One of the most forceful themes in the 2015 State of the Union Address was the need to help working families. President Obama and other progressives argue that implementing policies like guaranteed paid sick leave and child care tax credits will boost the national economy by making it easier for mothers to work. Opponents believe the policies will hurt businesses, damaging job growth and economic recovery.
Sociologists have long studied how the roles of parent and worker intersect, and some of their data and findings are being put to use in this political debate. The New York Times’s Upshot blog highlighted several studies of paid leave policies, including CUNY sociologist Ruth Milkman’s work.

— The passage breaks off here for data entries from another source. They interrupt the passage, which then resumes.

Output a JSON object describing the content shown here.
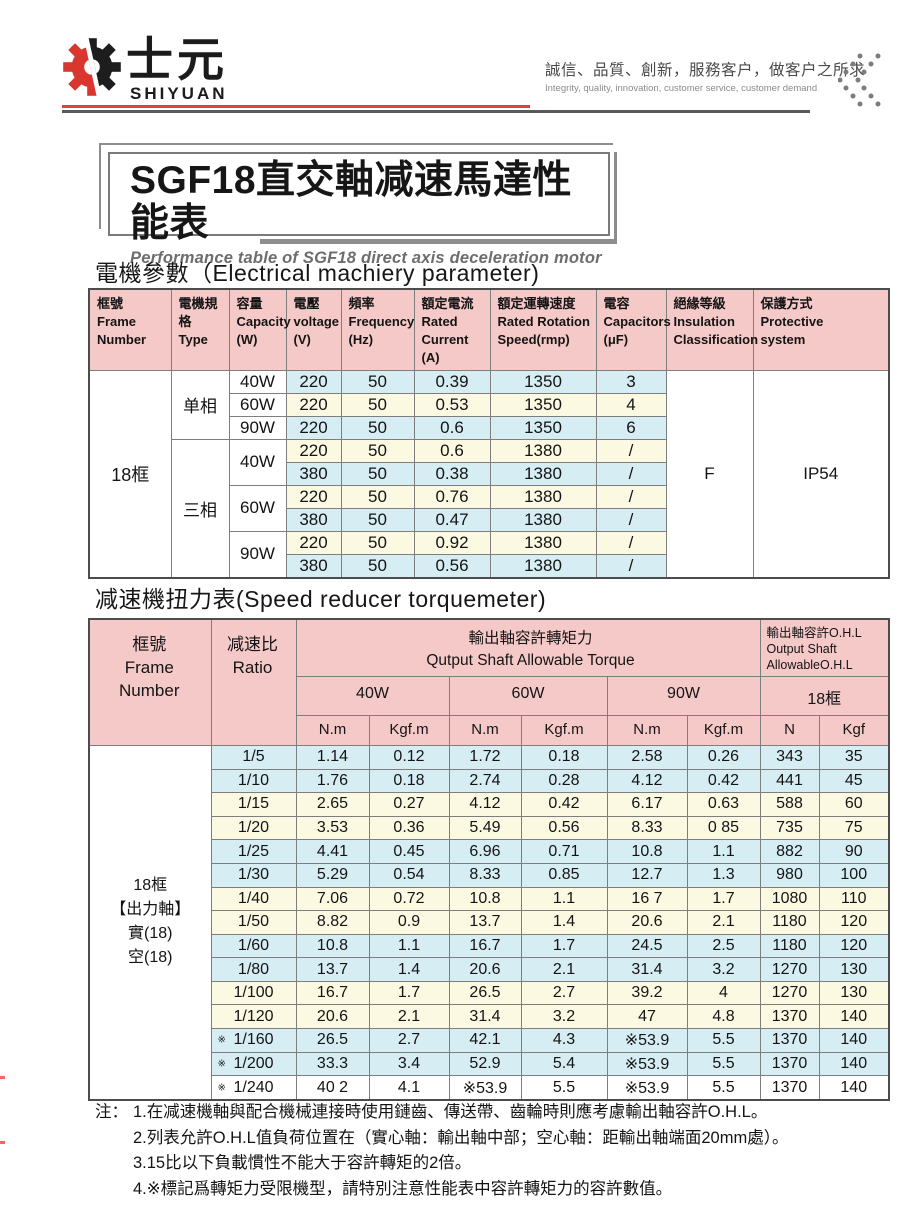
{
  "header": {
    "brand_cn": "士元",
    "brand_en": "SHIYUAN",
    "slogan_cn": "誠信、品質、創新，服務客户，做客户之所求",
    "slogan_en": "Integrity, quality, innovation, customer service, customer demand"
  },
  "title": {
    "main": "SGF18直交軸减速馬達性能表",
    "sub": "Performance table of SGF18 direct axis deceleration motor"
  },
  "colors": {
    "accent_red": "#e2403a",
    "header_pink": "#f6c9c9",
    "row_blue": "#d6edf3",
    "row_cream": "#fcf9e2"
  },
  "table1": {
    "heading": "電機參數（Electrical machiery parameter)",
    "headers": [
      {
        "lines": [
          "框號",
          "Frame",
          "Number"
        ]
      },
      {
        "lines": [
          "電機規格",
          "Type"
        ]
      },
      {
        "lines": [
          "容量",
          "Capacity",
          "(W)"
        ]
      },
      {
        "lines": [
          "電壓",
          "voltage",
          "(V)"
        ]
      },
      {
        "lines": [
          "頻率",
          "Frequency",
          "(Hz)"
        ]
      },
      {
        "lines": [
          "額定電流",
          "Rated",
          "Current",
          "(A)"
        ]
      },
      {
        "lines": [
          "額定運轉速度",
          "Rated Rotation",
          "Speed(rmp)"
        ]
      },
      {
        "lines": [
          "電容",
          "Capacitors",
          "(μF)"
        ]
      },
      {
        "lines": [
          "絕緣等級",
          "Insulation",
          "Classification"
        ]
      },
      {
        "lines": [
          "保護方式",
          "Protective",
          "system"
        ]
      }
    ],
    "frame_number": "18框",
    "insulation": "F",
    "protection": "IP54",
    "phase_groups": [
      {
        "type": "单相",
        "capacities": [
          {
            "capacity": "40W",
            "rows": [
              [
                "220",
                "50",
                "0.39",
                "1350",
                "3"
              ]
            ]
          },
          {
            "capacity": "60W",
            "rows": [
              [
                "220",
                "50",
                "0.53",
                "1350",
                "4"
              ]
            ]
          },
          {
            "capacity": "90W",
            "rows": [
              [
                "220",
                "50",
                "0.6",
                "1350",
                "6"
              ]
            ]
          }
        ]
      },
      {
        "type": "三相",
        "capacities": [
          {
            "capacity": "40W",
            "rows": [
              [
                "220",
                "50",
                "0.6",
                "1380",
                "/"
              ],
              [
                "380",
                "50",
                "0.38",
                "1380",
                "/"
              ]
            ]
          },
          {
            "capacity": "60W",
            "rows": [
              [
                "220",
                "50",
                "0.76",
                "1380",
                "/"
              ],
              [
                "380",
                "50",
                "0.47",
                "1380",
                "/"
              ]
            ]
          },
          {
            "capacity": "90W",
            "rows": [
              [
                "220",
                "50",
                "0.92",
                "1380",
                "/"
              ],
              [
                "380",
                "50",
                "0.56",
                "1380",
                "/"
              ]
            ]
          }
        ]
      }
    ]
  },
  "table2": {
    "heading": "减速機扭力表(Speed reducer torquemeter)",
    "header": {
      "frame_lines": [
        "框號",
        "Frame",
        "Number"
      ],
      "ratio_lines": [
        "减速比",
        "Ratio"
      ],
      "torque_lines": [
        "輸出軸容許轉矩力",
        "Qutput Shaft Allowable Torque"
      ],
      "ohl_lines": [
        "輸出軸容許O.H.L",
        "Output Shaft",
        "AllowableO.H.L"
      ],
      "power": [
        "40W",
        "60W",
        "90W",
        "18框"
      ],
      "units": [
        "N.m",
        "Kgf.m",
        "N.m",
        "Kgf.m",
        "N.m",
        "Kgf.m",
        "N",
        "Kgf"
      ]
    },
    "frame_label_lines": [
      "18框",
      "【出力軸】",
      "實(18)",
      "空(18)"
    ],
    "rows": [
      {
        "marker": "",
        "ratio": "1/5",
        "values": [
          "1.14",
          "0.12",
          "1.72",
          "0.18",
          "2.58",
          "0.26",
          "343",
          "35"
        ],
        "tone": "blue"
      },
      {
        "marker": "",
        "ratio": "1/10",
        "values": [
          "1.76",
          "0.18",
          "2.74",
          "0.28",
          "4.12",
          "0.42",
          "441",
          "45"
        ],
        "tone": "blue"
      },
      {
        "marker": "",
        "ratio": "1/15",
        "values": [
          "2.65",
          "0.27",
          "4.12",
          "0.42",
          "6.17",
          "0.63",
          "588",
          "60"
        ],
        "tone": "cream"
      },
      {
        "marker": "",
        "ratio": "1/20",
        "values": [
          "3.53",
          "0.36",
          "5.49",
          "0.56",
          "8.33",
          "0 85",
          "735",
          "75"
        ],
        "tone": "cream"
      },
      {
        "marker": "",
        "ratio": "1/25",
        "values": [
          "4.41",
          "0.45",
          "6.96",
          "0.71",
          "10.8",
          "1.1",
          "882",
          "90"
        ],
        "tone": "blue"
      },
      {
        "marker": "",
        "ratio": "1/30",
        "values": [
          "5.29",
          "0.54",
          "8.33",
          "0.85",
          "12.7",
          "1.3",
          "980",
          "100"
        ],
        "tone": "blue"
      },
      {
        "marker": "",
        "ratio": "1/40",
        "values": [
          "7.06",
          "0.72",
          "10.8",
          "1.1",
          "16 7",
          "1.7",
          "1080",
          "110"
        ],
        "tone": "cream"
      },
      {
        "marker": "",
        "ratio": "1/50",
        "values": [
          "8.82",
          "0.9",
          "13.7",
          "1.4",
          "20.6",
          "2.1",
          "1180",
          "120"
        ],
        "tone": "cream"
      },
      {
        "marker": "",
        "ratio": "1/60",
        "values": [
          "10.8",
          "1.1",
          "16.7",
          "1.7",
          "24.5",
          "2.5",
          "1180",
          "120"
        ],
        "tone": "blue"
      },
      {
        "marker": "",
        "ratio": "1/80",
        "values": [
          "13.7",
          "1.4",
          "20.6",
          "2.1",
          "31.4",
          "3.2",
          "1270",
          "130"
        ],
        "tone": "blue"
      },
      {
        "marker": "",
        "ratio": "1/100",
        "values": [
          "16.7",
          "1.7",
          "26.5",
          "2.7",
          "39.2",
          "4",
          "1270",
          "130"
        ],
        "tone": "cream"
      },
      {
        "marker": "",
        "ratio": "1/120",
        "values": [
          "20.6",
          "2.1",
          "31.4",
          "3.2",
          "47",
          "4.8",
          "1370",
          "140"
        ],
        "tone": "cream"
      },
      {
        "marker": "※",
        "ratio": "1/160",
        "values": [
          "26.5",
          "2.7",
          "42.1",
          "4.3",
          "※53.9",
          "5.5",
          "1370",
          "140"
        ],
        "tone": "blue"
      },
      {
        "marker": "※",
        "ratio": "1/200",
        "values": [
          "33.3",
          "3.4",
          "52.9",
          "5.4",
          "※53.9",
          "5.5",
          "1370",
          "140"
        ],
        "tone": "blue"
      },
      {
        "marker": "※",
        "ratio": "1/240",
        "values": [
          "40 2",
          "4.1",
          "※53.9",
          "5.5",
          "※53.9",
          "5.5",
          "1370",
          "140"
        ],
        "tone": "white"
      }
    ]
  },
  "notes": {
    "prefix": "注：",
    "items": [
      "1.在减速機軸與配合機械連接時使用鏈齒、傳送帶、齒輪時則應考慮輸出軸容許O.H.L。",
      "2.列表允許O.H.L值負荷位置在（實心軸：輸出軸中部；空心軸：距輸出軸端面20mm處）。",
      "3.15比以下負載慣性不能大于容許轉矩的2倍。",
      "4.※標記爲轉矩力受限機型，請特別注意性能表中容許轉矩力的容許數值。"
    ]
  }
}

Milkman’s analysis supports paid leave and credits for child care—she argues that “For workers who use these programs, they are extremely beneficial, and the business lobby’s predictions about how these programs are really a big burden on employers are not accurate.” Milkman, along with economist Eileen Applebaum, surveyed California firms about whether their costs had increased as a consequence of that state’s paid leave law. 87% of companies said that their bottom line had not suffered, and 9% found that their costs had actually decreased, thanks to lower worker turnover or health benefits payments.
Yet even in California, New Jersey, and Washington, the three states that have, thus far, enacted paid leave laws, many workers don’t know about the policies. State-level political campaigns may change policy, but a broader national discussion must help change workplace cultures to make good on the policies’ promise.